Não há intimidade sem liberdade, nem liberdade sem confiança, nem confiança sem conquista, nem conquista sem amor.
Adoraria perceber que os cristãos valorizam tanto os ensinos de Jesus quanto valorizam Sua Pessoa e Sua obra salvífica. Tenho dificuldade em admitir que Ele é Salvador e Senhor de quem não seja também Mestre.
Inquietação
Quem nunca sentiu saudade de ter saudade?
Quem jamais sentiu culpa por não se sentir culpado?
E quem não se arrependeu de haver se arrependido?
Quem se orgulhou de não ter do que se orgulhar?
Quem se sentiu vencido por haver vencido?
Quem se envergonhou de se envergonhar?
Quem já se esqueceu de se esquecer?
Quem se viu triste por estar alegre
ou alegre por poder se entristecer?
Quem ignorou o quanto ignorava?
Quem soube que não sabia?
Quem achou que havia achado?
Quem desistiu de desistir?
Quem não desejou desejar?
Quem não odiou odiar?
Quem não amou amar?
Assim como a Verdade em Cristo, a mentira também se faz carne quando dissimulamos o que realmente somos ou simulamos ser o que jamais fomos.

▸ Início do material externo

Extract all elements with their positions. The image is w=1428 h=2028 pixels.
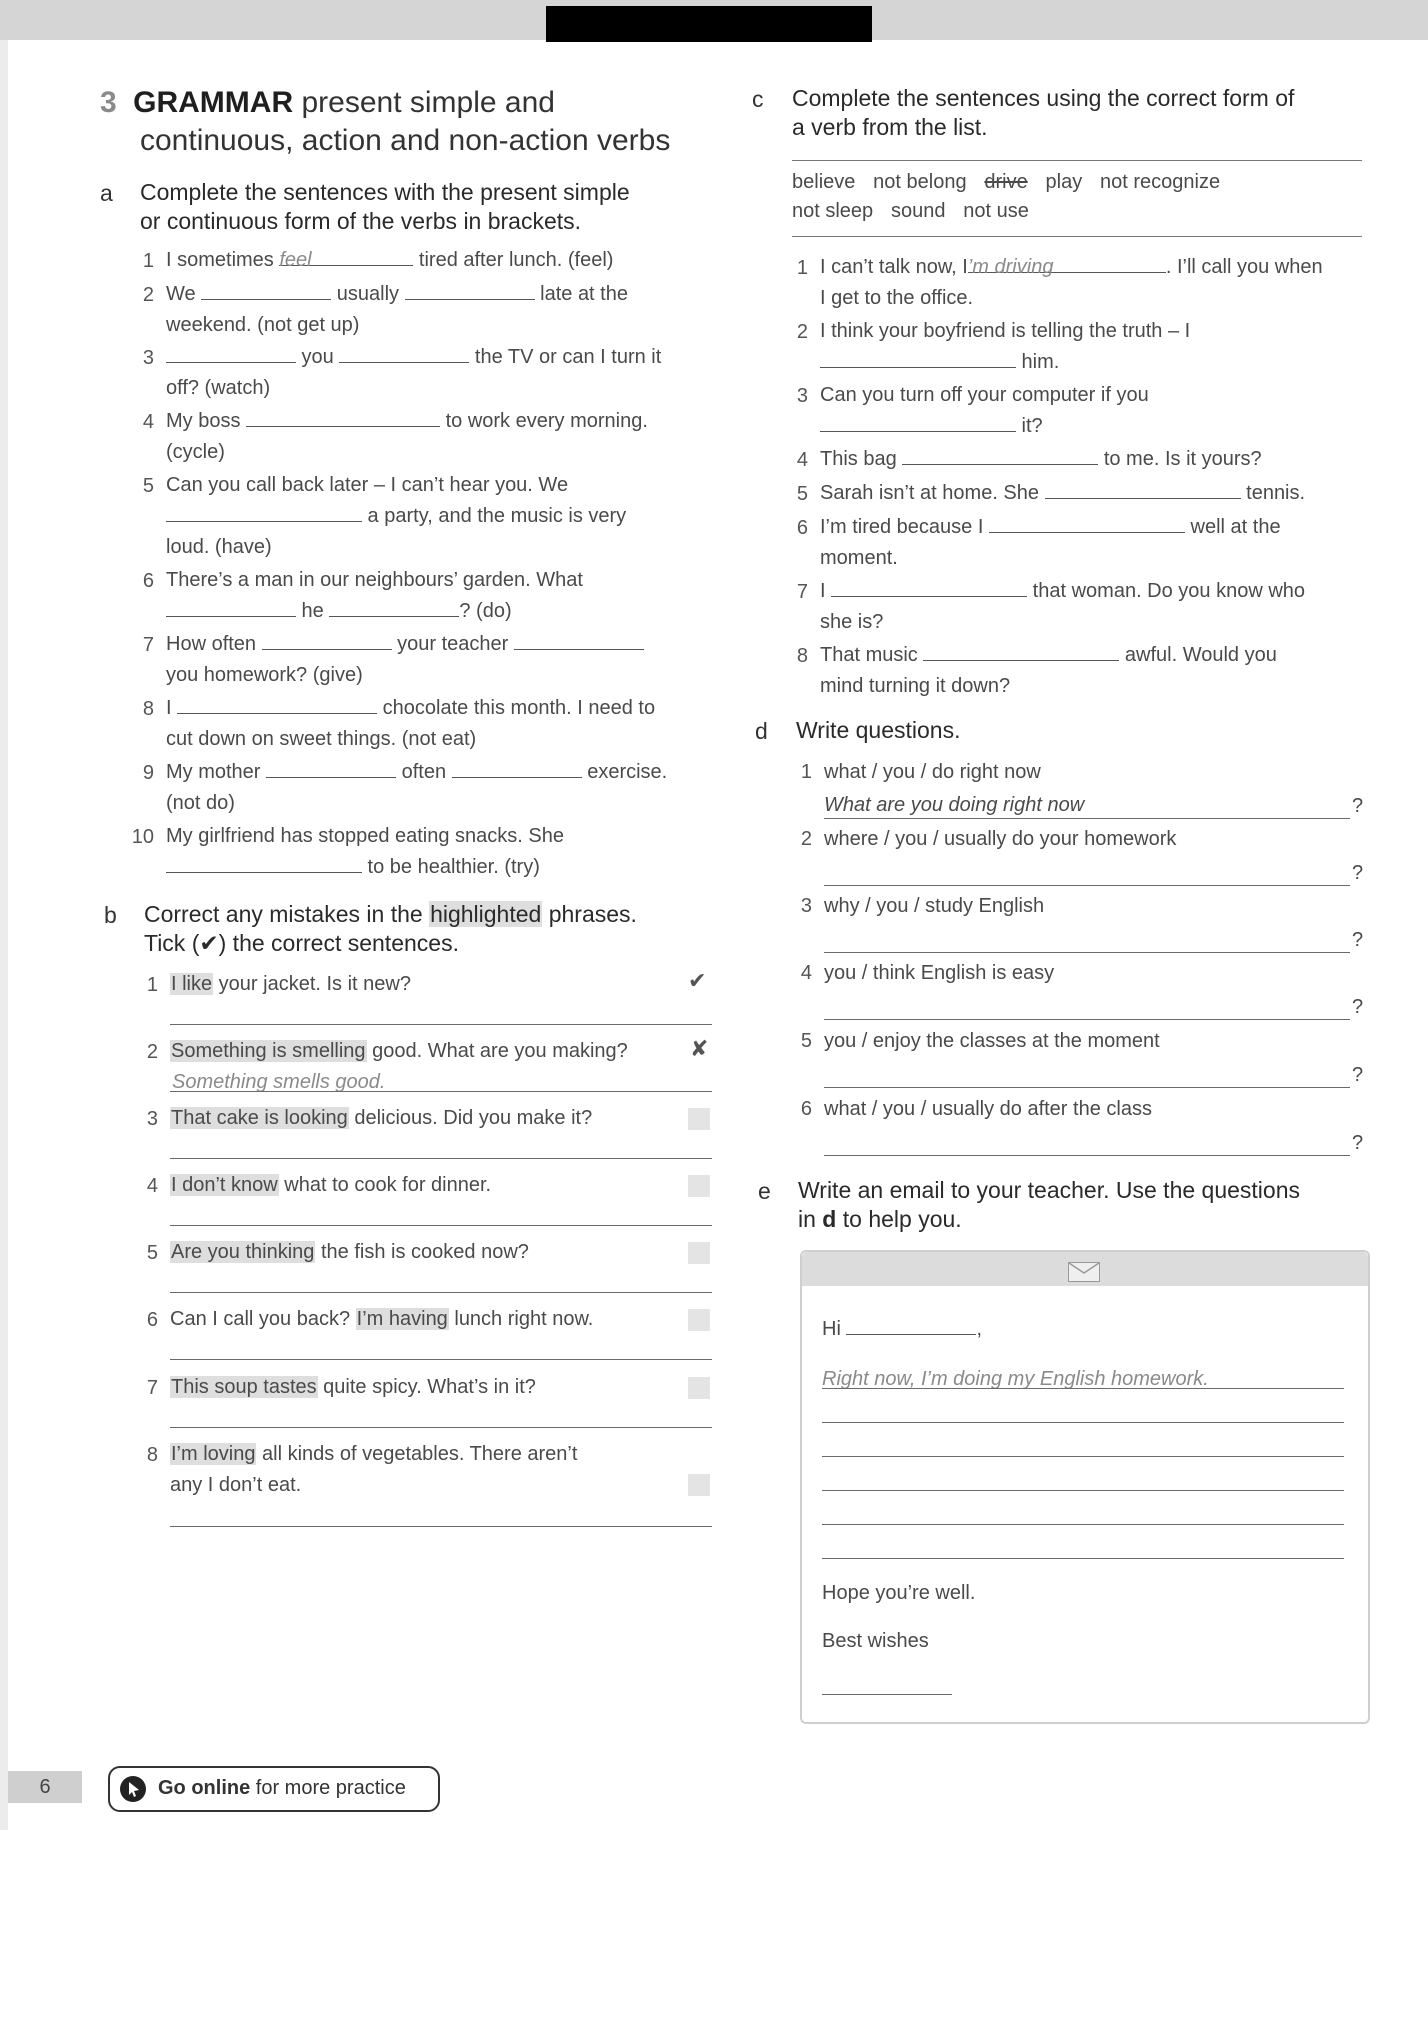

Há verdades sanduíches. Duas fatias de verdade recheadas de mentira. A premissa é verdadeira, a conclusão também, mas o caminho tomado é falacioso.
Há raciocínios verdadeiros construídos a partir de premissas falsas. Há raciocínios falsos construídos a partir de premissas verdadeiras. A verdadeira verdade tem que ser verdadeira do início ao fim.
A maioria das mentiras é filha do amor próprio. Geralmente, mente-se para se promover ou para se preservar. A verdade nos liberta de tal sentimento, na medida em que nos remove dos ombros o fardo de ter que provar algo a alguém.